Director and Emmy Award-winning producer Gil Cates was the founding Dean of the UCLA School of Theater, Film and Television from 1990 to 1997 and the producing director of the Geffen Playhouse from 1995 to 2011.
Cates produced a record 14 Academy Awards telecasts from 1990 to 2008 and was Emmy nominated 13 times for his efforts, winning the Outstanding Variety, Music or Comedy Special award in 1991.
During his tenure at the Geffen Playhouse, he directed a number of productions including Jeffrey Hatcher’s A Picasso (2007); a new adaptation of Lerner & Loewe’s Paint Your Wagon (2004-05); Cat on a Hot Tin Roof (2005-06); David Eldridge’s Under the Blue Sky (2002-03); and Donald Margulies’ Collected Stories (1999), for which he won a best director Ovation Award.
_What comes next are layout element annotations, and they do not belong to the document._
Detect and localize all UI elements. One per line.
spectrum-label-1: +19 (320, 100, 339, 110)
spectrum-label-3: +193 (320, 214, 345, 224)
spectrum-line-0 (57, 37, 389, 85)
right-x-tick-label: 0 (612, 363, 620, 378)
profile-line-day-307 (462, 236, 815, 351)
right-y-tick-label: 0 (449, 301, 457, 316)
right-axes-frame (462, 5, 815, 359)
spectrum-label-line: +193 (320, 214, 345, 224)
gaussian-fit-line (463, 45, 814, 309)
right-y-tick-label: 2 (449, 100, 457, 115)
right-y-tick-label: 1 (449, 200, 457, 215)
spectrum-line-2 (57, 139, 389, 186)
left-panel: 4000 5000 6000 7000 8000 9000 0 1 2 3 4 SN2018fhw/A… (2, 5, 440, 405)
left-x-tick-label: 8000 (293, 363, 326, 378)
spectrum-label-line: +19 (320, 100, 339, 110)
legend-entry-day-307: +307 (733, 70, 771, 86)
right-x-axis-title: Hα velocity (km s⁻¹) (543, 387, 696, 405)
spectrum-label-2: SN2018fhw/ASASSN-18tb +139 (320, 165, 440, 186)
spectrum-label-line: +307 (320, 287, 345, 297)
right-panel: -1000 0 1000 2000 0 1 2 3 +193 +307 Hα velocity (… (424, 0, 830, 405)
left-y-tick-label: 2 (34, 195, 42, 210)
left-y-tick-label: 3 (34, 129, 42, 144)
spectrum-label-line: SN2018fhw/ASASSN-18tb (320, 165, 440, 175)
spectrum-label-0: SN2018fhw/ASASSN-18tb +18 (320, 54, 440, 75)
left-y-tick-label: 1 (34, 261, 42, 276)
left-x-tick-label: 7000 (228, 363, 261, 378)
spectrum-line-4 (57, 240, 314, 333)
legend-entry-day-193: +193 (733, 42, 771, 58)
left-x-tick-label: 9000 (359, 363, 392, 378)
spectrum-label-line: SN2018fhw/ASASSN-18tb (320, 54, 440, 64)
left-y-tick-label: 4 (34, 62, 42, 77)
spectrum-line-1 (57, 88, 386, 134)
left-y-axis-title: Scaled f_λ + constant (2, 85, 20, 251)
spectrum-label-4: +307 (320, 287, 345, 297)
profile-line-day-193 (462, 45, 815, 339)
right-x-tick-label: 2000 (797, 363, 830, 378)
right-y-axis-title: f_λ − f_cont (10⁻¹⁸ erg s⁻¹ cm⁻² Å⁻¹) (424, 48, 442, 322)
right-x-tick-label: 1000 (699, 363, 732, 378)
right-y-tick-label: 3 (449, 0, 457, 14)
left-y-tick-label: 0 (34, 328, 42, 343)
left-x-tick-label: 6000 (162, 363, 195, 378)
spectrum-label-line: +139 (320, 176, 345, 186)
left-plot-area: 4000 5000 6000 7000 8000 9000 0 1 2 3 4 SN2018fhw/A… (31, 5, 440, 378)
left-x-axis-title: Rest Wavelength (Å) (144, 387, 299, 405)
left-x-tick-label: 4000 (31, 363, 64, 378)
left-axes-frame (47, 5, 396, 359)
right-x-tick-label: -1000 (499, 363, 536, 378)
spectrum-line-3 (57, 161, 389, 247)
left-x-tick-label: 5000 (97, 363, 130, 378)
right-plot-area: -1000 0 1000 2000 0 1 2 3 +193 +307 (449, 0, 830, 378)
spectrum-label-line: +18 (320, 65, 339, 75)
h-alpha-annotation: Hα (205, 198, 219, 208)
In the early years of his career, he produced and directed many plays on and off-Broadway including Voices (1972); I Never Sang for My Father (1968); and You Know I Can’t Hear You When the Water’s Running (1967-69).
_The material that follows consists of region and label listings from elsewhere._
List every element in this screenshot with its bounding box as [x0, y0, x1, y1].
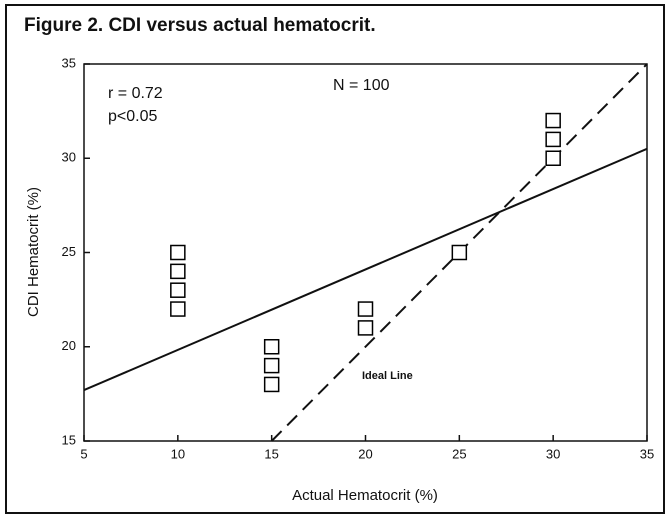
point [263, 357, 280, 374]
chart-title: Figure 2. CDI versus actual hematocrit. [24, 15, 376, 36]
regression-line [83, 147, 648, 392]
point [545, 112, 561, 129]
x-tick-label: 10 [171, 446, 185, 461]
point [170, 244, 186, 261]
x-tick-label: 25 [452, 446, 466, 461]
x-axis-label: Actual Hematocrit (%) [292, 487, 438, 504]
point [170, 282, 186, 298]
plot-frame [83, 63, 648, 442]
y-tick-label: 30 [62, 150, 76, 165]
annotation: r = 0.72 [108, 85, 163, 102]
y-axis-label: CDI Hematocrit (%) [25, 187, 42, 317]
point [170, 301, 186, 317]
x-tick-label: 5 [80, 446, 87, 461]
point [357, 301, 374, 317]
x-tick-label: 30 [546, 446, 560, 461]
point [170, 263, 186, 280]
y-tick-label: 25 [62, 244, 76, 259]
point [263, 339, 280, 355]
point [545, 131, 561, 148]
point [357, 320, 374, 336]
point [451, 244, 468, 261]
annotation: p<0.05 [108, 108, 157, 125]
point [263, 376, 280, 393]
y-tick-label: 20 [62, 338, 76, 353]
point [545, 150, 561, 166]
frame [5, 4, 665, 514]
y-tick-label: 35 [62, 55, 76, 70]
annotation: N = 100 [333, 77, 390, 94]
x-tick-label: 35 [640, 446, 654, 461]
line-label: Ideal Line [362, 370, 413, 382]
x-tick-label: 20 [358, 446, 372, 461]
y-tick-label: 15 [62, 432, 76, 447]
x-tick-label: 15 [264, 446, 278, 461]
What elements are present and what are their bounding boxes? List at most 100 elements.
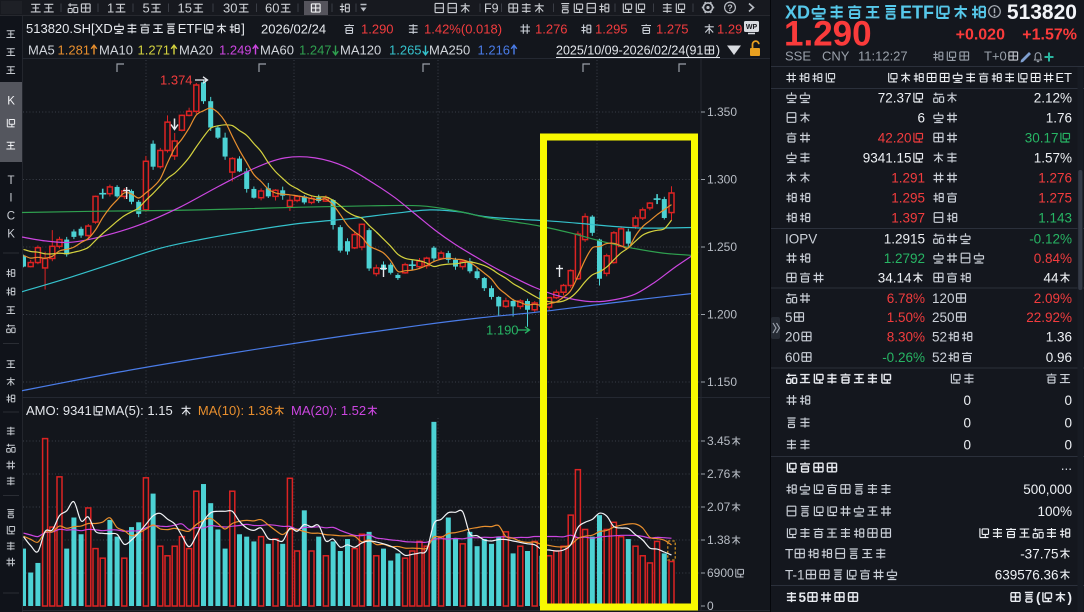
svg-text:MA(10): 1.36: MA(10): 1.36 — [198, 403, 273, 418]
svg-text:6900: 6900 — [707, 566, 734, 580]
svg-text:639576.36: 639576.36 — [995, 567, 1059, 582]
svg-text:...: ... — [1061, 458, 1072, 473]
svg-text:1.275: 1.275 — [1038, 190, 1072, 205]
svg-text:I: I — [9, 193, 12, 205]
svg-text:): ) — [716, 43, 720, 57]
svg-text:-37.75: -37.75 — [1020, 546, 1058, 561]
svg-text:CNY: CNY — [822, 49, 850, 64]
svg-text:2025/10/09-2026/02/24(91: 2025/10/09-2026/02/24(91 — [556, 43, 703, 57]
svg-text:1.2792: 1.2792 — [884, 251, 925, 266]
svg-text:2.12%: 2.12% — [1034, 90, 1072, 105]
svg-text:60: 60 — [785, 350, 800, 365]
svg-text:1: 1 — [107, 1, 114, 16]
svg-text:30: 30 — [223, 1, 237, 16]
svg-text:513820: 513820 — [1007, 1, 1077, 24]
svg-text:0.84%: 0.84% — [1034, 251, 1072, 266]
svg-text:-0.12%: -0.12% — [1029, 231, 1072, 246]
svg-text:1.276: 1.276 — [1038, 170, 1072, 185]
svg-text:100%: 100% — [1038, 504, 1073, 519]
svg-text:0: 0 — [964, 393, 972, 408]
svg-text:1.190: 1.190 — [486, 323, 519, 338]
svg-text:0: 0 — [1065, 437, 1073, 452]
svg-text:MA60: MA60 — [260, 43, 294, 58]
svg-text:K: K — [7, 96, 15, 108]
svg-text:1.216: 1.216 — [478, 43, 511, 58]
svg-text:XD: XD — [785, 2, 810, 22]
svg-text:2026/02/24: 2026/02/24 — [261, 22, 326, 37]
svg-text:C: C — [7, 211, 15, 223]
svg-text:1.397: 1.397 — [891, 210, 925, 225]
svg-text:T: T — [8, 175, 15, 187]
svg-text:250: 250 — [932, 310, 955, 325]
svg-text:T+0: T+0 — [984, 49, 1007, 64]
svg-text:120: 120 — [932, 291, 955, 306]
svg-text:2.09%: 2.09% — [1034, 291, 1072, 306]
svg-text:ET: ET — [1055, 70, 1072, 85]
svg-text:34.14: 34.14 — [878, 270, 912, 285]
svg-text:3.45: 3.45 — [707, 434, 731, 448]
svg-text:2.07: 2.07 — [707, 500, 731, 514]
svg-text:T-1: T-1 — [785, 567, 805, 582]
svg-text:MA10: MA10 — [99, 43, 133, 58]
svg-text:44: 44 — [1044, 270, 1060, 285]
svg-text:0: 0 — [1065, 415, 1073, 430]
svg-text:1.374: 1.374 — [160, 73, 193, 88]
svg-text:0: 0 — [964, 415, 972, 430]
svg-text:513820.SH[XD: 513820.SH[XD — [26, 21, 113, 36]
svg-text:1.249: 1.249 — [219, 43, 252, 58]
svg-text:1.247: 1.247 — [299, 43, 332, 58]
svg-text:1.265: 1.265 — [389, 43, 422, 58]
svg-text:1.276: 1.276 — [535, 22, 568, 37]
svg-text:-0.26%: -0.26% — [882, 350, 925, 365]
svg-text:1.290: 1.290 — [361, 22, 394, 37]
svg-text:11:12:27: 11:12:27 — [858, 49, 908, 64]
svg-text:MA120: MA120 — [340, 43, 381, 58]
svg-text:1.143: 1.143 — [1038, 210, 1072, 225]
svg-text:MA250: MA250 — [429, 43, 470, 58]
svg-text:T: T — [785, 546, 793, 561]
svg-text:1.38: 1.38 — [707, 533, 731, 547]
svg-text:1.275: 1.275 — [656, 22, 689, 37]
svg-text:SSE: SSE — [785, 49, 811, 64]
svg-text:15: 15 — [178, 1, 192, 16]
svg-text:IOPV: IOPV — [785, 231, 817, 246]
svg-text:1.271: 1.271 — [138, 43, 171, 58]
svg-text:52: 52 — [932, 329, 947, 344]
svg-text:1.295: 1.295 — [891, 190, 925, 205]
svg-text:1.42%(0.018): 1.42%(0.018) — [424, 22, 502, 37]
svg-text:6.78%: 6.78% — [887, 291, 925, 306]
svg-text:60: 60 — [265, 1, 279, 16]
svg-text:WP: WP — [746, 24, 758, 31]
svg-text:+1.57%: +1.57% — [1022, 27, 1077, 44]
svg-text:72.37: 72.37 — [878, 90, 912, 105]
svg-text:1.281: 1.281 — [58, 43, 91, 58]
svg-text:1.57%: 1.57% — [1034, 150, 1072, 165]
svg-text:MA(5): 1.15: MA(5): 1.15 — [105, 403, 173, 418]
svg-text:1.29: 1.29 — [717, 22, 742, 37]
svg-text:5: 5 — [143, 1, 150, 16]
svg-text:1.50%: 1.50% — [887, 310, 925, 325]
svg-text:0: 0 — [1065, 393, 1073, 408]
svg-text:ETF: ETF — [178, 21, 203, 36]
svg-text:500,000: 500,000 — [1023, 482, 1072, 497]
svg-text:1.150: 1.150 — [707, 375, 737, 389]
svg-text:MA20: MA20 — [179, 43, 213, 58]
svg-text:AMO: 9341: AMO: 9341 — [26, 403, 92, 418]
svg-text:0: 0 — [707, 599, 714, 612]
svg-text:0.96: 0.96 — [1046, 350, 1072, 365]
svg-text:?: ? — [727, 3, 733, 13]
svg-text:): ) — [1068, 590, 1073, 605]
svg-text:1.295: 1.295 — [595, 22, 628, 37]
svg-text:5: 5 — [785, 310, 793, 325]
svg-text:MA(20): 1.52: MA(20): 1.52 — [291, 403, 366, 418]
svg-text:6: 6 — [918, 110, 926, 125]
svg-text:1.200: 1.200 — [707, 308, 737, 322]
svg-text:0: 0 — [964, 437, 972, 452]
svg-text:52: 52 — [932, 350, 947, 365]
svg-text:1.300: 1.300 — [707, 173, 737, 187]
svg-text:8.30%: 8.30% — [887, 329, 925, 344]
svg-text:K: K — [7, 229, 15, 241]
svg-text:1.250: 1.250 — [707, 240, 737, 254]
svg-text:20: 20 — [785, 329, 800, 344]
svg-text:MA5: MA5 — [28, 43, 55, 58]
In 1970, Cates produced and directed the film version of I Never Sang for My Father, starring Gene Hackman, which earned three Academy Award nominations. He also directed Joanne Woodward and Sylvia Sidney in the 1973 film Summer Wishes, Winter Dreams, which received two nominations. Other film directing credits include Dragonfly aka One Summer Love (1976); The Promise (1979); The Last Married Couple in America (1980); Oh! God Book II (1980); and Backfire (1988).
Cates received the DGA’s Presidents Award in 2005, the DGA Honorary Life Member Award in 1991 and the guild’s Robert B. Aldrich Achievement Award for extraordinary service. In early 2005, Cates was awarded the American Society of Cinematographers' Board of Governors Award. That same year, he was awarded a Star on the Hollywood Walk of Fame. In November 1996, he received the Jimmy Doolittle Award for Outstanding Contribution to Los Angeles Theater.
Cates served two terms as Directors Guild of America president from 1983 to 1987 and sat on the Academy’s Board of Governors twice: From 1984-1993 and again from 2002-2005. He was Board of Governors vice president from 2003-05.
Cates passed away on October 31, 2011 in Los Angeles.